The former governor of Massachusetts hasn’t held back his criticism of Trump. Last week, after Trump formally endorsed Republican Roy Moore in the Alabama U.S. Senate race, Romney said a Moore victory “would be a stain on the GOP and on the nation.”

And in August, Romney said Trump should apologize for his recent statements about the race-fueled violence in Charlottesville, Virginia, declaring it a defining moment for Trump’s presidency that carries potentially “severe” consequences.

Romney has reportedly been considering a bid for U.S. Senate in Utah if Sen. Orrin Hatch decides to retire next year. Trump has urged the 83-year-old Hatch to run for re-election to another six-year term.

Preserving endangered species

Rep. Debbie Dingell, D-Dearborn, recently led a letter signed by more than 100 House Democrats urging leadership to remove “harmful” provisions from a 2018 spending bill that she says would undermine endangered species conservation and roll back the Endangered Species Act.

Dingell’s husband, retired Rep. John Dingell, wrote the Endangered Species Act, which was signed into law in 1973.

She noted in the letter, written with Reps. Don Beyer of Virginia and Raúl M. Grijalva of Arizona, that one amendment in the bill would eliminate funding related to recovery measures for gray wolves across the country.

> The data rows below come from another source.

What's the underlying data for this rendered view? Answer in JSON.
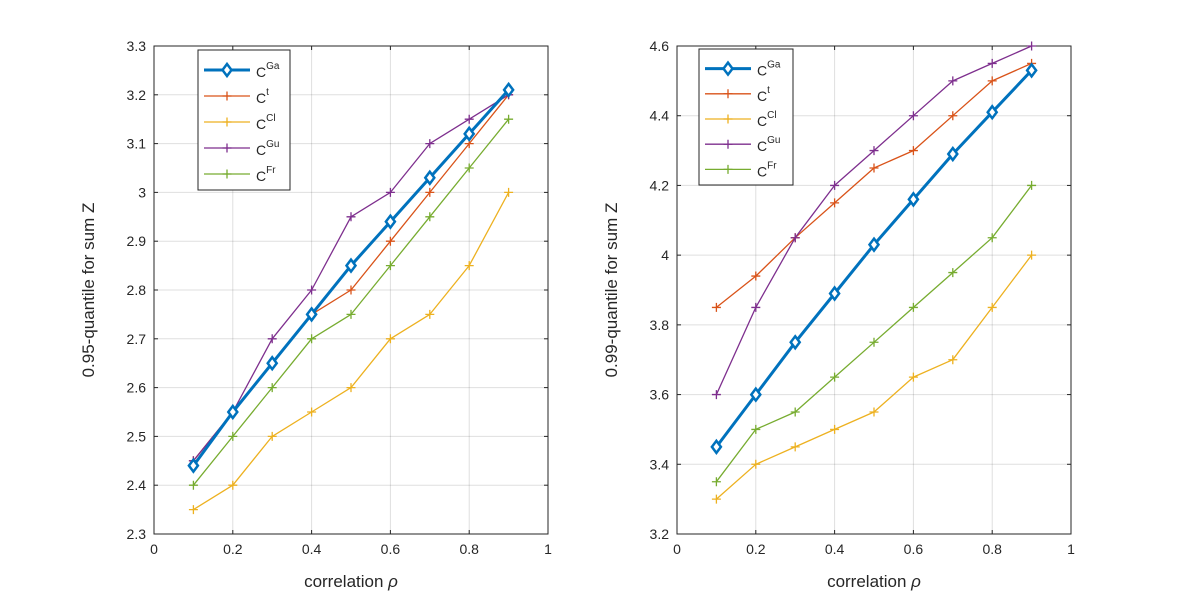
{
  "chart_data": [
    {
      "type": "line",
      "xlabel": "correlation",
      "xlabel_symbol": "ρ",
      "ylabel": "0.95-quantile for sum Z",
      "xlim": [
        0,
        1
      ],
      "ylim": [
        2.3,
        3.3
      ],
      "xticks": [
        "0",
        "0.2",
        "0.4",
        "0.6",
        "0.8",
        "1"
      ],
      "yticks": [
        "2.3",
        "2.4",
        "2.5",
        "2.6",
        "2.7",
        "2.8",
        "2.9",
        "3",
        "3.1",
        "3.2",
        "3.3"
      ],
      "grid": true,
      "legend_position": "top-left",
      "x": [
        0.1,
        0.2,
        0.3,
        0.4,
        0.5,
        0.6,
        0.7,
        0.8,
        0.9
      ],
      "series": [
        {
          "name": "C",
          "sup": "Ga",
          "color": "#0072BD",
          "marker": "diamond",
          "values": [
            2.44,
            2.55,
            2.65,
            2.75,
            2.85,
            2.94,
            3.03,
            3.12,
            3.21
          ]
        },
        {
          "name": "C",
          "sup": "t",
          "color": "#D95319",
          "marker": "plus",
          "values": [
            2.45,
            2.55,
            2.65,
            2.75,
            2.8,
            2.9,
            3.0,
            3.1,
            3.2
          ]
        },
        {
          "name": "C",
          "sup": "Cl",
          "color": "#EDB120",
          "marker": "plus",
          "values": [
            2.35,
            2.4,
            2.5,
            2.55,
            2.6,
            2.7,
            2.75,
            2.85,
            3.0
          ]
        },
        {
          "name": "C",
          "sup": "Gu",
          "color": "#7E2F8E",
          "marker": "plus",
          "values": [
            2.45,
            2.55,
            2.7,
            2.8,
            2.95,
            3.0,
            3.1,
            3.15,
            3.2
          ]
        },
        {
          "name": "C",
          "sup": "Fr",
          "color": "#77AC30",
          "marker": "plus",
          "values": [
            2.4,
            2.5,
            2.6,
            2.7,
            2.75,
            2.85,
            2.95,
            3.05,
            3.15
          ]
        }
      ]
    },
    {
      "type": "line",
      "xlabel": "correlation",
      "xlabel_symbol": "ρ",
      "ylabel": "0.99-quantile for sum Z",
      "xlim": [
        0,
        1
      ],
      "ylim": [
        3.2,
        4.6
      ],
      "xticks": [
        "0",
        "0.2",
        "0.4",
        "0.6",
        "0.8",
        "1"
      ],
      "yticks": [
        "3.2",
        "3.4",
        "3.6",
        "3.8",
        "4",
        "4.2",
        "4.4",
        "4.6"
      ],
      "grid": true,
      "legend_position": "top-left",
      "x": [
        0.1,
        0.2,
        0.3,
        0.4,
        0.5,
        0.6,
        0.7,
        0.8,
        0.9
      ],
      "series": [
        {
          "name": "C",
          "sup": "Ga",
          "color": "#0072BD",
          "marker": "diamond",
          "values": [
            3.45,
            3.6,
            3.75,
            3.89,
            4.03,
            4.16,
            4.29,
            4.41,
            4.53
          ]
        },
        {
          "name": "C",
          "sup": "t",
          "color": "#D95319",
          "marker": "plus",
          "values": [
            3.85,
            3.94,
            4.05,
            4.15,
            4.25,
            4.3,
            4.4,
            4.5,
            4.55
          ]
        },
        {
          "name": "C",
          "sup": "Cl",
          "color": "#EDB120",
          "marker": "plus",
          "values": [
            3.3,
            3.4,
            3.45,
            3.5,
            3.55,
            3.65,
            3.7,
            3.85,
            4.0
          ]
        },
        {
          "name": "C",
          "sup": "Gu",
          "color": "#7E2F8E",
          "marker": "plus",
          "values": [
            3.6,
            3.85,
            4.05,
            4.2,
            4.3,
            4.4,
            4.5,
            4.55,
            4.6
          ]
        },
        {
          "name": "C",
          "sup": "Fr",
          "color": "#77AC30",
          "marker": "plus",
          "values": [
            3.35,
            3.5,
            3.55,
            3.65,
            3.75,
            3.85,
            3.95,
            4.05,
            4.2
          ]
        }
      ]
    }
  ]
}
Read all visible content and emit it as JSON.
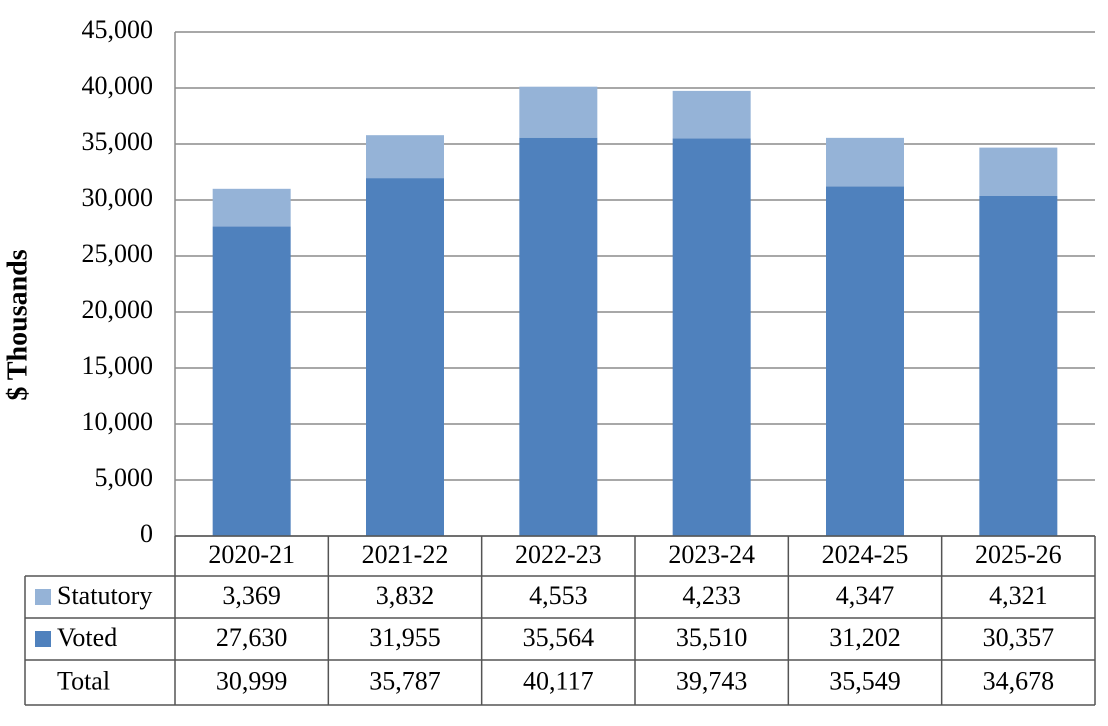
{
  "chart_data": {
    "type": "stacked-bar",
    "y_label": "$ Thousands",
    "categories": [
      "2020-21",
      "2021-22",
      "2022-23",
      "2023-24",
      "2024-25",
      "2025-26"
    ],
    "series": [
      {
        "name": "Statutory",
        "color": "#95b3d7",
        "values": [
          3369,
          3832,
          4553,
          4233,
          4347,
          4321
        ],
        "value_labels": [
          "3,369",
          "3,832",
          "4,553",
          "4,233",
          "4,347",
          "4,321"
        ]
      },
      {
        "name": "Voted",
        "color": "#4f81bd",
        "values": [
          27630,
          31955,
          35564,
          35510,
          31202,
          30357
        ],
        "value_labels": [
          "27,630",
          "31,955",
          "35,564",
          "35,510",
          "31,202",
          "30,357"
        ]
      }
    ],
    "totals": {
      "name": "Total",
      "values": [
        30999,
        35787,
        40117,
        39743,
        35549,
        34678
      ],
      "value_labels": [
        "30,999",
        "35,787",
        "40,117",
        "39,743",
        "35,549",
        "34,678"
      ]
    },
    "ylim": [
      0,
      45000
    ],
    "yticks": [
      0,
      {
        "value": 5000,
        "label": "5,000"
      },
      {
        "value": 10000,
        "label": "10,000"
      },
      {
        "value": 15000,
        "label": "15,000"
      },
      {
        "value": 20000,
        "label": "20,000"
      },
      {
        "value": 25000,
        "label": "25,000"
      },
      {
        "value": 30000,
        "label": "30,000"
      },
      {
        "value": 35000,
        "label": "35,000"
      },
      {
        "value": 40000,
        "label": "40,000"
      },
      {
        "value": 45000,
        "label": "45,000"
      }
    ],
    "grid": true
  }
}
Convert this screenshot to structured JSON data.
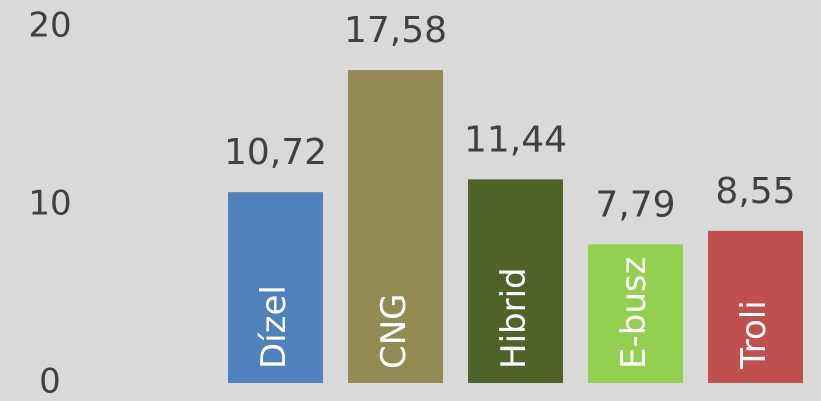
{
  "chart_data": {
    "type": "bar",
    "categories": [
      "Dízel",
      "CNG",
      "Hibrid",
      "E-busz",
      "Troli"
    ],
    "values": [
      10.72,
      17.58,
      11.44,
      7.79,
      8.55
    ],
    "value_labels": [
      "10,72",
      "17,58",
      "11,44",
      "7,79",
      "8,55"
    ],
    "colors": [
      "#4f81bd",
      "#948a54",
      "#4f6228",
      "#92d050",
      "#c0504d"
    ],
    "ylim": [
      0,
      20
    ],
    "yticks": [
      0,
      10,
      20
    ],
    "grid": false
  }
}
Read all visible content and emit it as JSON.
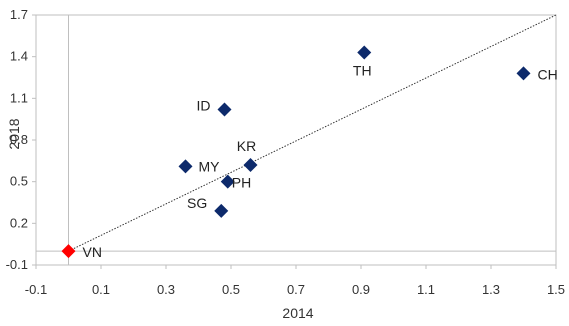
{
  "chart_data": {
    "type": "scatter",
    "title": "",
    "xlabel": "2014",
    "ylabel": "2018",
    "xlim": [
      -0.1,
      1.5
    ],
    "ylim": [
      -0.1,
      1.7
    ],
    "x_ticks": [
      "-0.1",
      "0.1",
      "0.3",
      "0.5",
      "0.7",
      "0.9",
      "1.1",
      "1.3",
      "1.5"
    ],
    "y_ticks": [
      "-0.1",
      "0.2",
      "0.5",
      "0.8",
      "1.1",
      "1.4",
      "1.7"
    ],
    "grid": false,
    "reference_line": {
      "style": "dotted",
      "from": [
        0,
        0
      ],
      "to": [
        1.5,
        1.7
      ]
    },
    "points": [
      {
        "label": "VN",
        "x": 0.0,
        "y": 0.0,
        "color": "#ff0000"
      },
      {
        "label": "SG",
        "x": 0.47,
        "y": 0.29,
        "color": "#0d2a6b"
      },
      {
        "label": "PH",
        "x": 0.49,
        "y": 0.5,
        "color": "#0d2a6b"
      },
      {
        "label": "KR",
        "x": 0.56,
        "y": 0.62,
        "color": "#0d2a6b"
      },
      {
        "label": "MY",
        "x": 0.36,
        "y": 0.61,
        "color": "#0d2a6b"
      },
      {
        "label": "ID",
        "x": 0.48,
        "y": 1.02,
        "color": "#0d2a6b"
      },
      {
        "label": "TH",
        "x": 0.91,
        "y": 1.43,
        "color": "#0d2a6b"
      },
      {
        "label": "CH",
        "x": 1.4,
        "y": 1.28,
        "color": "#0d2a6b"
      }
    ]
  }
}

Another provision would void federal protections for bears and wolves on national preserves in Alaska, weakening the National Park Service’s ability to prevent “unsportsmanlike” hunting practices, such as baiting, trapping, and “denning,” on lands under its own jurisdiction, she said.

Selfridge mission authority

The defense legislation bill signed into law Tuesday by Trump included several provisions sponsored by Democratic Sen. Gary Peters, a member of the Armed Services Committee, including language clarifying that the Air Force has the authority to convert the Selfridge Air National Guard Base from its A-10 mission to one supporting the F-35 aircraft.

Selfridge is under consideration to host a fleet of F-35s. The existing A-10 aircraft at Selfridge would be moved to other bases hosting A-10s, according to Peters’ office.

A-10s may not be retired currently, so the language was meant to bring Selfridge to parity with other bases seeking the F-35.

Hoekstra sworn in

Former Rep. Peter Hoekstra, R-Holland, was sworn in as ambassador to the Kingdom of the Netherlands on Monday by Vice President Mike Pence at the Old Executive Office Building in Washington.

The Senate last month confirmed Hoekstra to the post by a voice vote. He retired from Congress in 2011 after 18 years and last year co-chaired Trump’s campaign in Michigan.

Trump nominated Hoekstra for the ambassadorship in July. A native-born Dutchman, Hoekstra immigrated with his parents to the United States at age 3.